Kepala Bapenda Kota Makassar, Andi Asminullah, memaparkan inovasi ini dalam Pameran Seminar Proyek Perubahan Pelatihan Kepemimpinan Nasional (PKN) Tingkat II di Kantor Lembaga Administrasi Negara (LAN), Rabu (29/7/2026). Ia menegaskan layanan ini dirancang agar warga tidak lagi harus bolak-balik mengantre di kantor pelayanan.
Pada tahap awal, PAMUNGKAS difokuskan untuk melayani kebutuhan Pajak Bumi dan Bangunan Perdesaan dan Perkotaan (PBB-P2). Melalui sistem ini, sejumlah proses administrasi yang biasanya memakan waktu kini bisa diselesaikan secara mandiri oleh warga.
Keunggulan utama PAMUNGKAS adalah integrasinya dengan platform digital milik Pemerintah Kota Makassar, Lontara Plus. Dengan begitu, warga tidak perlu mengunduh aplikasi tambahan untuk mengakses layanan perpajakan.
"Karena sudah terintegrasi dengan Lontara Plus, masyarakat cukup membuka aplikasi tersebut, memilih menu pembayaran pajak, kemudian seluruh layanan PAMUNGKAS dapat langsung diakses," ungkap Andi Asminullah.
Integrasi ini dinilai penting untuk membangun ekosistem pelayanan publik yang sederhana. Warga yang membuka Lontara Plus langsung disambungkan ke fitur PAMUNGKAS tanpa perlu registrasi ulang atau memakai platform berbeda.
Selain kemudahan akses, Bapenda Makassar menaruh harapan besar pada aspek pemutakhiran data. Melalui PAMUNGKAS, warga didorong untuk aktif memperbarui data objek pajaknya secara mandiri, sehingga basis data PBB-P2 di Kota Makassar menjadi lebih akurat dan valid.
"Tentu, semakin banyaknya wajib pajak yang melakukan pemutakhiran data secara digital, basis data PBB-P2 di Kota Makassar diharapkan menjadi lebih akurat, valid, dan terintegrasi," terangnya.
Menurut Andi Asminullah, akurasi data menjadi faktor utama dalam optimalisasi pengelolaan pajak daerah. Data yang tertata baik memungkinkan pemerintah memetakan potensi penerimaan secara lebih presisi.

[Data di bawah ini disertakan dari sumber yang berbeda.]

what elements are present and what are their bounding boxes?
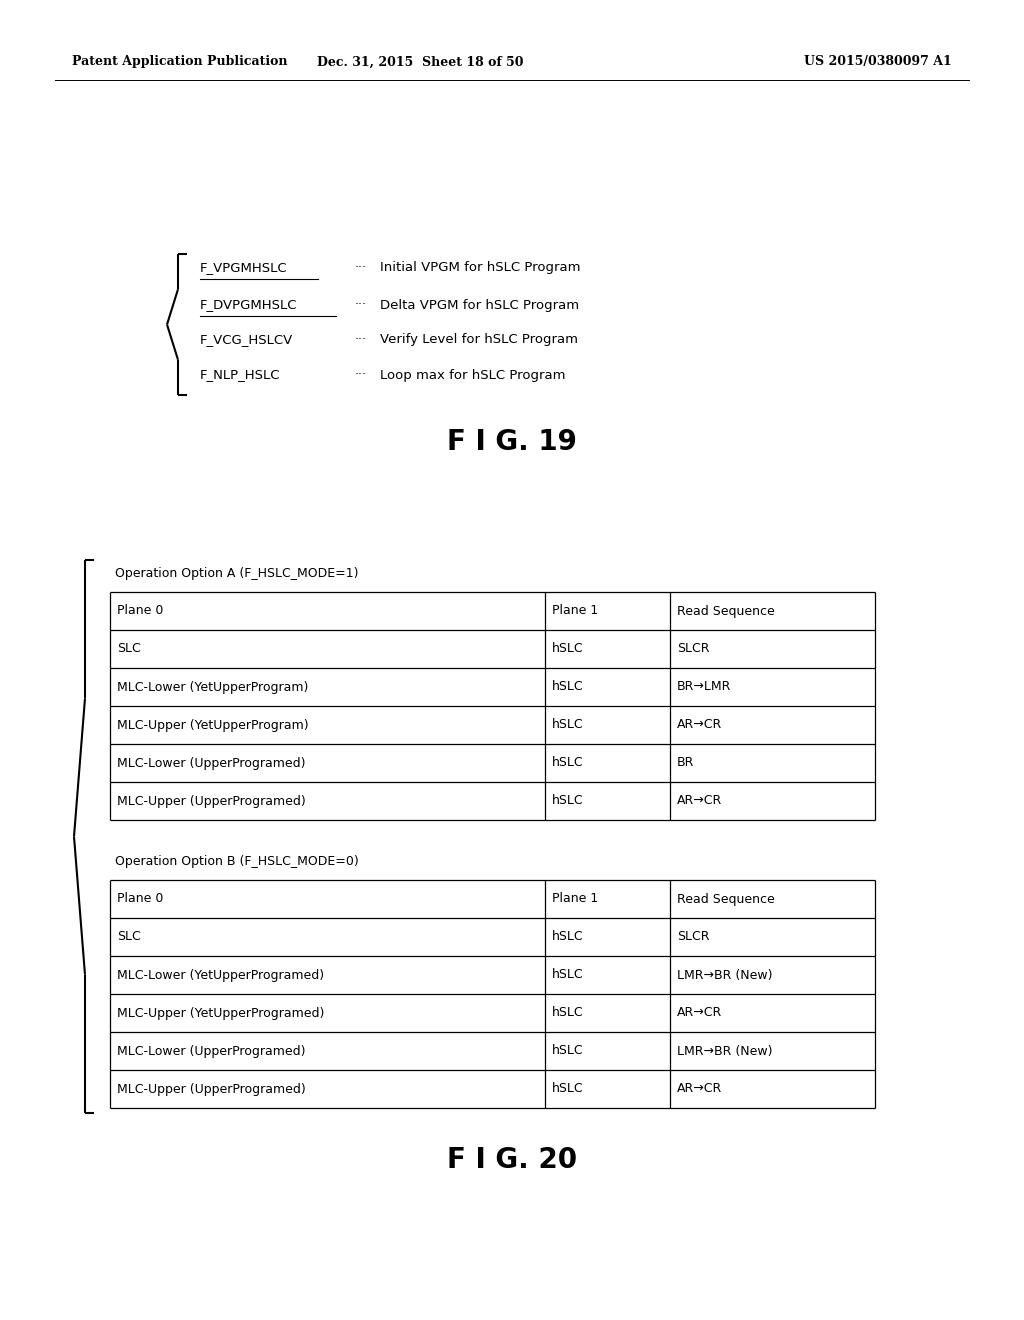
Text: F_DVPGMHSLC: F_DVPGMHSLC [200, 298, 298, 312]
Text: F_VCG_HSLCV: F_VCG_HSLCV [200, 334, 293, 346]
Text: hSLC: hSLC [552, 969, 584, 982]
Text: hSLC: hSLC [552, 795, 584, 808]
Text: AR→CR: AR→CR [677, 1006, 722, 1019]
Text: F I G. 19: F I G. 19 [447, 428, 577, 455]
Text: hSLC: hSLC [552, 718, 584, 731]
Text: AR→CR: AR→CR [677, 1082, 722, 1096]
Text: ···: ··· [355, 368, 367, 381]
Text: SLCR: SLCR [677, 643, 710, 656]
Text: SLC: SLC [117, 931, 140, 944]
Text: AR→CR: AR→CR [677, 795, 722, 808]
Text: MLC-Upper (UpperProgramed): MLC-Upper (UpperProgramed) [117, 795, 306, 808]
Text: MLC-Lower (YetUpperProgramed): MLC-Lower (YetUpperProgramed) [117, 969, 325, 982]
Text: BR→LMR: BR→LMR [677, 681, 731, 693]
Text: BR: BR [677, 756, 694, 770]
Text: Initial VPGM for hSLC Program: Initial VPGM for hSLC Program [380, 261, 581, 275]
Text: hSLC: hSLC [552, 1006, 584, 1019]
Text: Plane 1: Plane 1 [552, 892, 598, 906]
Text: hSLC: hSLC [552, 1044, 584, 1057]
Text: Plane 0: Plane 0 [117, 892, 164, 906]
Text: Read Sequence: Read Sequence [677, 605, 775, 618]
Text: Plane 1: Plane 1 [552, 605, 598, 618]
Text: LMR→BR (New): LMR→BR (New) [677, 1044, 772, 1057]
Text: MLC-Upper (YetUpperProgramed): MLC-Upper (YetUpperProgramed) [117, 1006, 325, 1019]
Text: F_VPGMHSLC: F_VPGMHSLC [200, 261, 288, 275]
Text: US 2015/0380097 A1: US 2015/0380097 A1 [804, 55, 952, 69]
Text: MLC-Upper (UpperProgramed): MLC-Upper (UpperProgramed) [117, 1082, 306, 1096]
Text: Patent Application Publication: Patent Application Publication [72, 55, 288, 69]
Text: ···: ··· [355, 261, 367, 275]
Text: hSLC: hSLC [552, 1082, 584, 1096]
Text: LMR→BR (New): LMR→BR (New) [677, 969, 772, 982]
Text: MLC-Lower (UpperProgramed): MLC-Lower (UpperProgramed) [117, 756, 305, 770]
Text: ···: ··· [355, 334, 367, 346]
Text: Dec. 31, 2015  Sheet 18 of 50: Dec. 31, 2015 Sheet 18 of 50 [316, 55, 523, 69]
Text: MLC-Lower (YetUpperProgram): MLC-Lower (YetUpperProgram) [117, 681, 308, 693]
Text: SLCR: SLCR [677, 931, 710, 944]
Text: hSLC: hSLC [552, 931, 584, 944]
Text: Read Sequence: Read Sequence [677, 892, 775, 906]
Text: Operation Option A (F_HSLC_MODE=1): Operation Option A (F_HSLC_MODE=1) [115, 568, 358, 581]
Text: ···: ··· [355, 298, 367, 312]
Text: AR→CR: AR→CR [677, 718, 722, 731]
Text: F_NLP_HSLC: F_NLP_HSLC [200, 368, 281, 381]
Text: MLC-Lower (UpperProgramed): MLC-Lower (UpperProgramed) [117, 1044, 305, 1057]
Text: MLC-Upper (YetUpperProgram): MLC-Upper (YetUpperProgram) [117, 718, 308, 731]
Text: Plane 0: Plane 0 [117, 605, 164, 618]
Text: Operation Option B (F_HSLC_MODE=0): Operation Option B (F_HSLC_MODE=0) [115, 855, 358, 869]
Text: hSLC: hSLC [552, 643, 584, 656]
Text: Loop max for hSLC Program: Loop max for hSLC Program [380, 368, 565, 381]
Text: hSLC: hSLC [552, 681, 584, 693]
Text: SLC: SLC [117, 643, 140, 656]
Text: F I G. 20: F I G. 20 [446, 1146, 578, 1173]
Text: hSLC: hSLC [552, 756, 584, 770]
Text: Delta VPGM for hSLC Program: Delta VPGM for hSLC Program [380, 298, 580, 312]
Text: Verify Level for hSLC Program: Verify Level for hSLC Program [380, 334, 578, 346]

Digitalisasi layanan ini bukan sekadar soal teknis administrasi. Bapenda menyebut PAMUNGKAS menjadi salah satu strategi untuk meningkatkan kualitas pelayanan publik sekaligus mendorong kepatuhan wajib pajak dalam memenuhi kewajibannya.
"Kami ingin menghadirkan layanan perpajakan yang lebih mudah, cepat, dan berbasis digital, sekaligus mengoptimalkan potensi Pendapatan Asli Daerah (PAD) melalui data yang semakin akurat dan terintegrasi," jelasnya.
Ke depan, PAMUNGKAS direncanakan tidak berhenti pada layanan PBB-P2 saja. Pihak Bapenda menyebut pengembangan sistem akan dilakukan secara bertahap untuk mencakup seluruh jenis pajak daerah yang menjadi kewenangan Pemerintah Kota Makassar setelah mekanisme dinilai semakin matang.